Is your default “trust” or “no trust”?
After the accounting scandals earlier this decade (think Enron and WorldCom) many economists were puzzled as to why investors didn’t pick up on problems sooner. Why weren’t the accounting firms that supposedly checked up on these guys under more scrutiny? Why were they still not under more scrutiny after Enron blew up and accounting firm after accounting firm was revealed to be pandering to company executives?
Some economists decided that we were just naturally trusting of certain kinds of relationships. That might sound ridiculous until you start to think about it.
When I choose a contractor to renovate my kitchen, my default is “no trust”. I’ve heard enough contractor horror stories that I’m going to want references and a contract that spells out what happens if he misses deadlines.
Do I show the same distrust with my doctor, lawyer, or hypothetical kid’s teacher? For whatever reason—government regulation, certification boards, or whatever—I’m just more naturally inclined to believe the opinions that those types of people give me.
Some of this is changing of course. The performance of doctors and teachers in particular have been under intense scrutiny. But they’re still professions that I just kind of assume are doing their jobs in the right way, in the same way that investors might have been assuming that Enron’s accountants were doing their jobs.
Even though more kitchen contractors might be skeezballs than doctors (no offense, contractors!), when that doctor, lawyer or accountant does abuse that default of trust, the potential consequences are much more dire. You expect that contractor to have surprise expenses and delays. If the other guys rip you off, you might be blindsided.
Now, you just know that some economist, somewhere, had to go out and devise a diabolical “distrust game” to see the impact of trust or distrust in action, right?
The distrust game
In case you’re not familiar with our new game’s predecessor, lets do a quick review of the “trust game”. In a typical version of the trust game, two players, Joe and Brian, get $10. First, Joe decides whether or not to send some or all of their money to Brian, and the money he sends triples. Then, Brian decides whether or not to send some of the money back.

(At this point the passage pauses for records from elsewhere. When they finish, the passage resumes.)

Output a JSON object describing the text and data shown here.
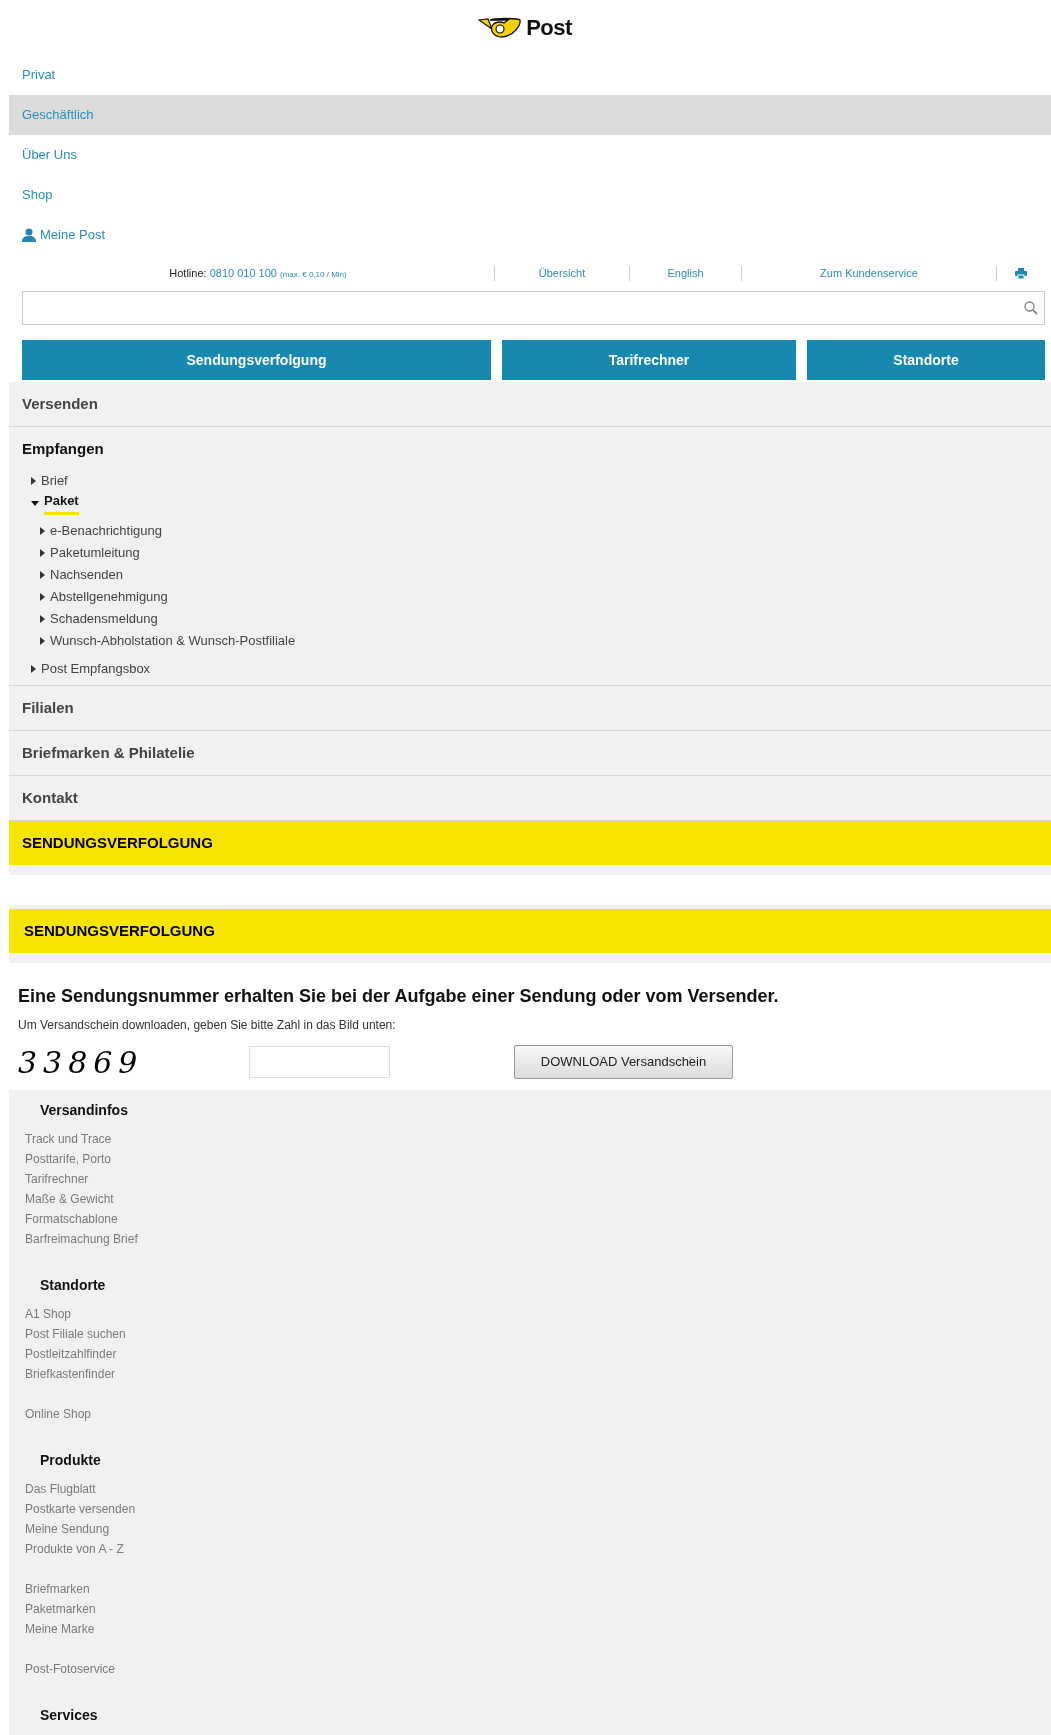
{
  "logo": {
    "text": "Post"
  },
  "main_nav": [
    {
      "label": "Privat",
      "selected": false,
      "kind": "link"
    },
    {
      "label": "Geschäftlich",
      "selected": true,
      "kind": "link"
    },
    {
      "label": "Über Uns",
      "selected": false,
      "kind": "link"
    },
    {
      "label": "Shop",
      "selected": false,
      "kind": "link"
    },
    {
      "label": "Meine Post",
      "selected": false,
      "kind": "user"
    }
  ],
  "utility_bar": {
    "hotline_label": "Hotline:",
    "hotline_number": "0810 010 100",
    "hotline_note": "(max. € 0,10 / Min)",
    "links": [
      "Übersicht",
      "English",
      "Zum Kundenservice"
    ]
  },
  "quick_buttons": [
    "Sendungsverfolgung",
    "Tarifrechner",
    "Standorte"
  ],
  "accordion": [
    {
      "label": "Versenden",
      "expanded": false
    },
    {
      "label": "Empfangen",
      "expanded": true,
      "children": [
        {
          "label": "Brief",
          "expanded": false,
          "selected": false
        },
        {
          "label": "Paket",
          "expanded": true,
          "selected": true,
          "children": [
            {
              "label": "e-Benachrichtigung",
              "selected": false
            },
            {
              "label": "Paketumleitung",
              "selected": false
            },
            {
              "label": "Nachsenden",
              "selected": false
            },
            {
              "label": "Abstellgenehmigung",
              "selected": false
            },
            {
              "label": "Schadensmeldung",
              "selected": false
            },
            {
              "label": "Wunsch-Abholstation & Wunsch-Postfiliale",
              "selected": false
            }
          ]
        },
        {
          "label": "Post Empfangsbox",
          "expanded": false,
          "selected": false
        }
      ]
    },
    {
      "label": "Filialen",
      "expanded": false
    },
    {
      "label": "Briefmarken & Philatelie",
      "expanded": false
    },
    {
      "label": "Kontakt",
      "expanded": false
    }
  ],
  "active_section": "SENDUNGSVERFOLGUNG",
  "tracking": {
    "title": "SENDUNGSVERFOLGUNG",
    "heading": "Eine Sendungsnummer erhalten Sie bei der Aufgabe einer Sendung oder vom Versender.",
    "instruction": "Um Versandschein downloaden, geben Sie bitte Zahl in das Bild unten:",
    "captcha": "33869",
    "download_button": "DOWNLOAD Versandschein"
  },
  "footer": [
    {
      "heading": "Versandinfos",
      "link_groups": [
        [
          "Track und Trace",
          "Posttarife, Porto",
          "Tarifrechner",
          "Maße & Gewicht",
          "Formatschablone",
          "Barfreimachung Brief"
        ]
      ]
    },
    {
      "heading": "Standorte",
      "link_groups": [
        [
          "A1 Shop",
          "Post Filiale suchen",
          "Postleitzahlfinder",
          "Briefkastenfinder"
        ],
        [
          "Online Shop"
        ]
      ]
    },
    {
      "heading": "Produkte",
      "link_groups": [
        [
          "Das Flugblatt",
          "Postkarte versenden",
          "Meine Sendung",
          "Produkte von A - Z"
        ],
        [
          "Briefmarken",
          "Paketmarken",
          "Meine Marke"
        ],
        [
          "Post-Fotoservice"
        ]
      ]
    },
    {
      "heading": "Services"
    }
  ]
}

So…say Joe trusts Brian completely and sends $10 over, which turns into $30. Now Brian, who has $40, can reward his trust by sending $20 back and splitting the take, can keep everything for himself, or do something in between.
Anyway, economists at Harvard decided to devise a new experiment where players take money from each other instead of giving it.

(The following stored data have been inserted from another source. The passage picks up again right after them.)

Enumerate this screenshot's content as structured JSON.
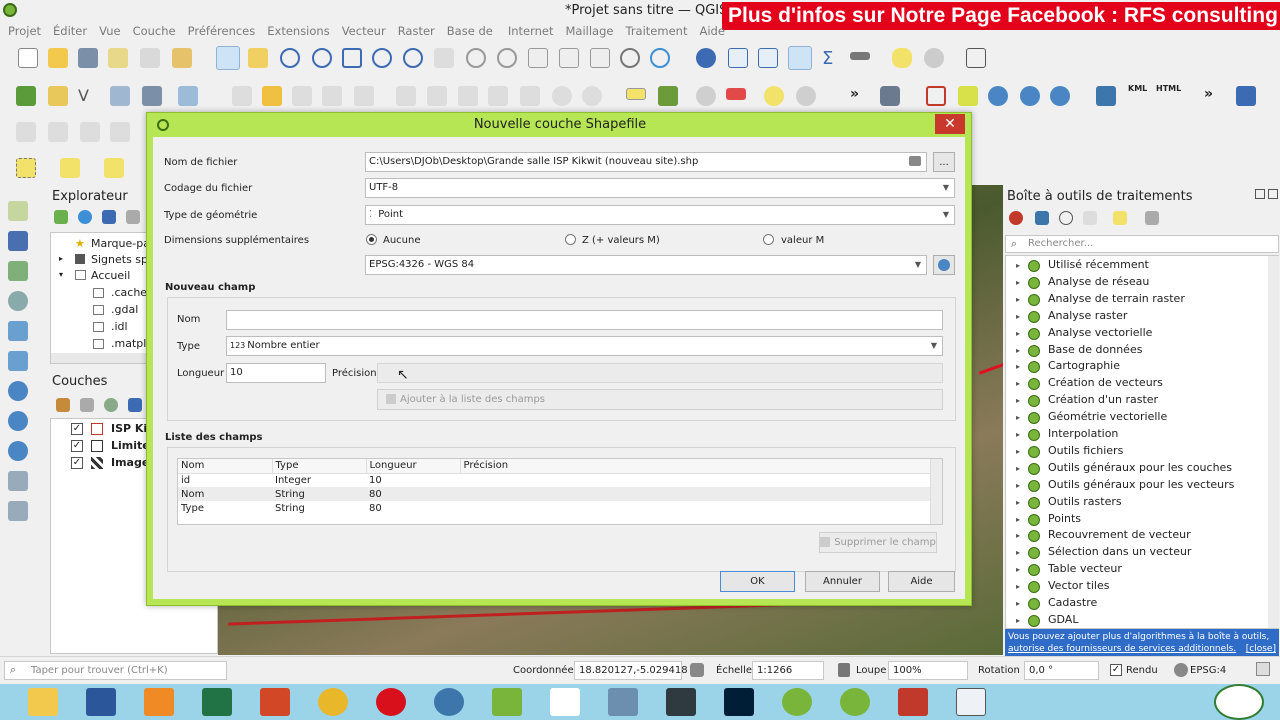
{
  "app": {
    "title": "*Projet sans titre — QGIS",
    "banner": "Plus d'infos sur Notre Page Facebook : RFS consulting"
  },
  "menu": [
    "Projet",
    "Éditer",
    "Vue",
    "Couche",
    "Préférences",
    "Extensions",
    "Vecteur",
    "Raster",
    "Base de données",
    "Internet",
    "Maillage",
    "Traitement",
    "Aide"
  ],
  "browser": {
    "title": "Explorateur",
    "items": [
      "Marque-pa",
      "Signets spa",
      "Accueil",
      ".cache",
      ".gdal",
      ".idl",
      ".matplo"
    ]
  },
  "layers": {
    "title": "Couches",
    "items": [
      {
        "label": "ISP Kik",
        "checked": true
      },
      {
        "label": "Limite",
        "checked": true
      },
      {
        "label": "Image",
        "checked": true
      }
    ]
  },
  "dialog": {
    "title": "Nouvelle couche Shapefile",
    "close": "✕",
    "filename_label": "Nom de fichier",
    "filename_value": "C:\\Users\\DJOb\\Desktop\\Grande salle ISP Kikwit (nouveau site).shp",
    "browse_label": "...",
    "encoding_label": "Codage du fichier",
    "encoding_value": "UTF-8",
    "geometry_label": "Type de géométrie",
    "geometry_value": "Point",
    "dimensions_label": "Dimensions supplémentaires",
    "dim_none": "Aucune",
    "dim_z": "Z (+ valeurs M)",
    "dim_m": "valeur M",
    "crs_value": "EPSG:4326 - WGS 84",
    "new_field_title": "Nouveau champ",
    "name_label": "Nom",
    "name_value": "",
    "type_label": "Type",
    "type_prefix": "123",
    "type_value": "Nombre entier",
    "length_label": "Longueur",
    "length_value": "10",
    "precision_label": "Précision",
    "precision_value": "",
    "add_button": "Ajouter à la liste des champs",
    "field_list_title": "Liste des champs",
    "columns": [
      "Nom",
      "Type",
      "Longueur",
      "Précision"
    ],
    "rows": [
      [
        "id",
        "Integer",
        "10",
        ""
      ],
      [
        "Nom",
        "String",
        "80",
        ""
      ],
      [
        "Type",
        "String",
        "80",
        ""
      ]
    ],
    "delete_button": "Supprimer le champ",
    "ok": "OK",
    "cancel": "Annuler",
    "help": "Aide"
  },
  "toolbox": {
    "title": "Boîte à outils de traitements",
    "search_placeholder": "Rechercher...",
    "items": [
      "Utilisé récemment",
      "Analyse de réseau",
      "Analyse de terrain raster",
      "Analyse raster",
      "Analyse vectorielle",
      "Base de données",
      "Cartographie",
      "Création de vecteurs",
      "Création d'un raster",
      "Géométrie vectorielle",
      "Interpolation",
      "Outils fichiers",
      "Outils généraux pour les couches",
      "Outils généraux pour les vecteurs",
      "Outils rasters",
      "Points",
      "Recouvrement de vecteur",
      "Sélection dans un vecteur",
      "Table vecteur",
      "Vector tiles",
      "Cadastre",
      "GDAL"
    ],
    "info_text": "Vous pouvez ajouter plus d'algorithmes à la boîte à outils,",
    "info_link": "autorise des fournisseurs de services additionnels.",
    "info_close": "[close]"
  },
  "status": {
    "locator_placeholder": "Taper pour trouver (Ctrl+K)",
    "coord_label": "Coordonnée",
    "coord_value": "18.820127,-5.029418",
    "scale_label": "Échelle",
    "scale_value": "1:1266",
    "magnifier_label": "Loupe",
    "magnifier_value": "100%",
    "rotation_label": "Rotation",
    "rotation_value": "0,0 °",
    "render_label": "Rendu",
    "crs_value": "EPSG:4"
  },
  "colors": {
    "dialog_frame": "#b6e653",
    "close_button": "#c8382d",
    "banner": "#e3001b",
    "taskbar": "#9bd3e9"
  }
}
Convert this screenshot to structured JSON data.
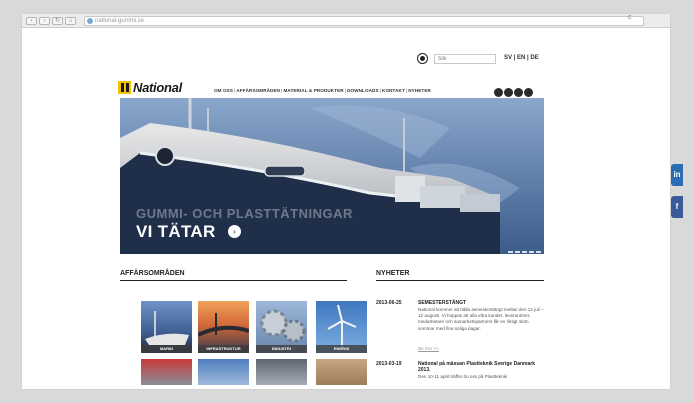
{
  "browser": {
    "address": "national-gummi.se",
    "reload_glyph": "c"
  },
  "utility": {
    "search_placeholder": "Sök",
    "languages": "SV | EN | DE",
    "globe_icon": "globe-icon"
  },
  "header": {
    "logo_text": "National",
    "nav": [
      "OM OSS",
      "AFFÄRSOMRÅDEN",
      "MATERIAL & PRODUKTER",
      "DOWNLOADS",
      "KONTAKT",
      "NYHETER"
    ],
    "social_icons": [
      "social-icon-1",
      "social-icon-2",
      "social-icon-3",
      "social-icon-4"
    ]
  },
  "hero": {
    "background_text": "GUMMI- OCH PLASTTÄTNINGAR",
    "title": "VI TÄTAR",
    "arrow_glyph": "›",
    "slides": 5
  },
  "areas": {
    "heading": "AFFÄRSOMRÅDEN",
    "tiles": [
      {
        "label": "MARIN"
      },
      {
        "label": "INFRASTRUKTUR"
      },
      {
        "label": "INDUSTRI"
      },
      {
        "label": "ENERGI"
      },
      {
        "label": ""
      },
      {
        "label": ""
      },
      {
        "label": ""
      },
      {
        "label": ""
      }
    ]
  },
  "news": {
    "heading": "NYHETER",
    "items": [
      {
        "date": "2013-06-25",
        "title": "SEMESTERSTÄNGT",
        "body": "National kommer att hålla semesterstängt mellan den 12 juli – 12 augusti. Vi hoppas att alla våra kunder, leverantörer, medarbetare och samarbetspartners får en riktigt skön sommar med fina soliga dagar.",
        "more": "läs mer >>"
      },
      {
        "date": "2013-03-19",
        "title": "National på mässan Plastteknik Sverige Danmark 2013.",
        "body": "Den 10-11 april träffar du oss på Plastteknik",
        "more": ""
      }
    ]
  },
  "side": {
    "linkedin": "in",
    "facebook": "f"
  },
  "colors": {
    "logo_yellow": "#f2c200",
    "hero_blue": "#5d7fae",
    "linkedin_blue": "#2a6db3",
    "facebook_blue": "#3b5a9a"
  }
}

Eric starts with $0, and James starts with $40. In stage one, Eric can take up to $30 from James, but his take would actually be what he steals divided by three. So for example, Eric can take $30, leaving James with $10 and himself with $10.

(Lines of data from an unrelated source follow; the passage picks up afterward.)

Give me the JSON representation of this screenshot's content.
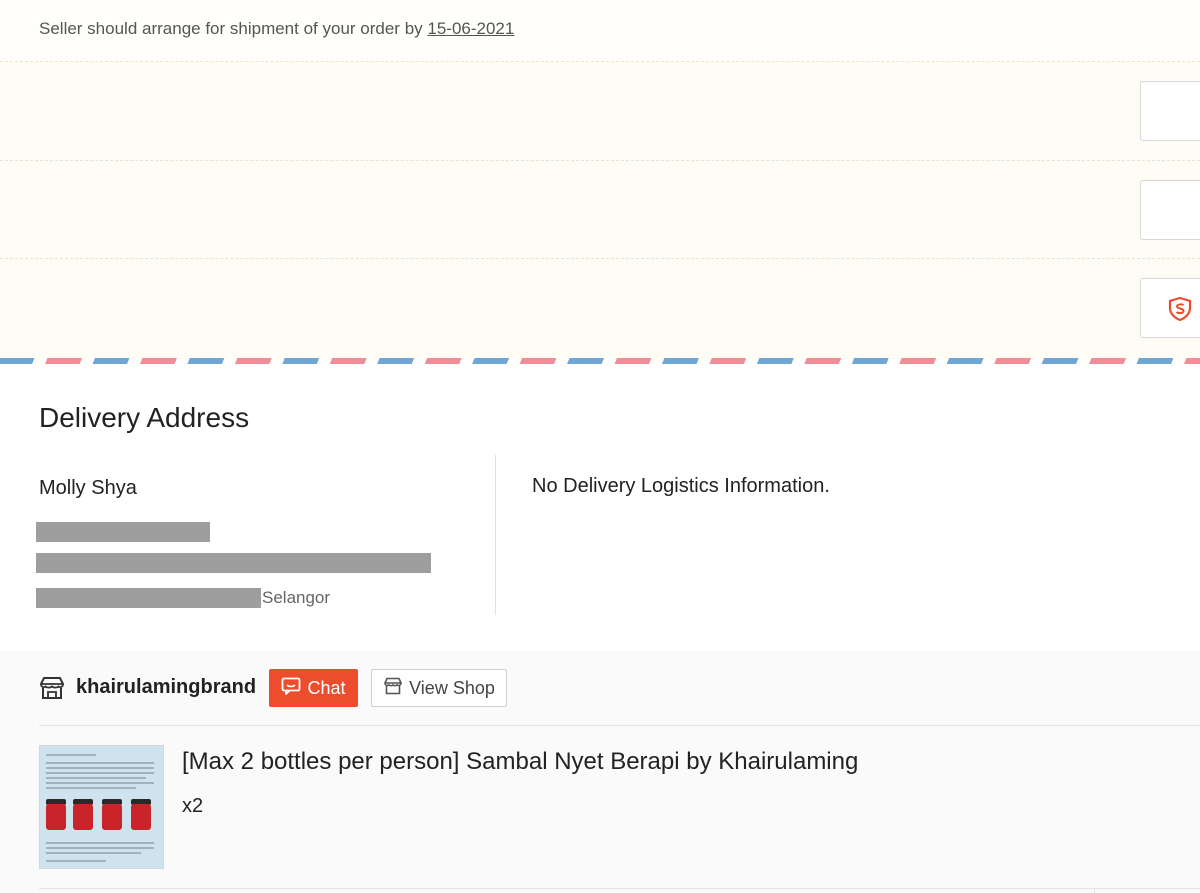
{
  "notice": {
    "text": "Seller should arrange for shipment of your order by ",
    "date": "15-06-2021"
  },
  "address": {
    "title": "Delivery Address",
    "name": "Molly Shya",
    "state": "Selangor",
    "logistics_message": "No Delivery Logistics Information."
  },
  "shop": {
    "name": "khairulamingbrand",
    "chat_label": "Chat",
    "view_shop_label": "View Shop"
  },
  "product": {
    "title": "[Max 2 bottles per person] Sambal Nyet Berapi by Khairulaming",
    "quantity": "x2"
  },
  "colors": {
    "accent": "#ee4d2d",
    "stripe_blue": "#6fa6d6",
    "stripe_red": "#f18d96",
    "notice_bg": "#fffcf5"
  }
}
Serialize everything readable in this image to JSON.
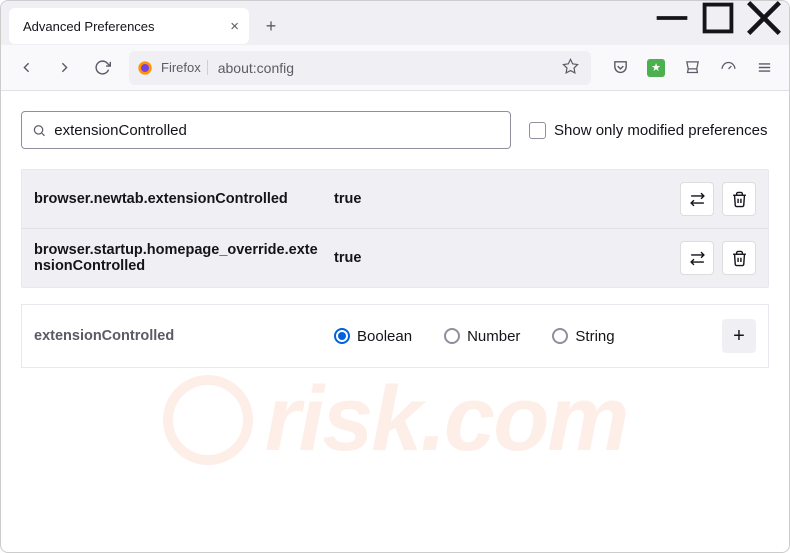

Similar to the regular trust game, in stage two, James decides how much of the remainder to send to Eric. If Eric left him all $40, he could just keep all $40 for himself or reward the trust by splitting the pot.
Get it? Kind of like the trust game in reverse.
The Harvard professors tried out both the trust and distrust games on 134 college students to see if their behavior differed.
Uh, can you please make that understandable?
Sorry the games are hard to follow. I wish I conjure up a little widget so you could play the games yourselves, but the bottom line is this. In the trust game, the default is to not trust someone. You have to choose to give over part of your cash in order to have the possibility of the second player rewarding that trust or screwing you over.
In the distrust game, the default is to trust. You have to consciously decide how much you don’t trust the guy and take money from him before the second stage.
As the experimenters predicted, with the new game, students were more prone to leave money in the hands of the second player. And in return, they actually got screwed over more often. Nice.
People don’t distrust enough.
At least, that’s the conclusion of the Harvard researchers. But more than that, the researcher plays into the ongoing collection of research that shows we’re lazy bums. We’re creatures of inaction and defaults.
Fixing defaults in other areas of our lives is pretty straightforward. You set up automatic deposit on your IRA to take money from your bank each month and don’t have to worry about taking the action to invest 12 times a year.
But how do you fix a problem that involves a default feeling and one that you might not even know is bad? A couple decades ago, doctors were gods. Even now that we have more accurate performance measures and know about countless times doctors have screwed up, it’s never crossed my mind to get a second opinion. In the same way, I’ve just kind of assumed my lawyers had my interests at heart and teachers were telling the truth.
Is that even something we should fix? I’m at a loss. It would be exhausting to have to second-guess everyone who provides a service.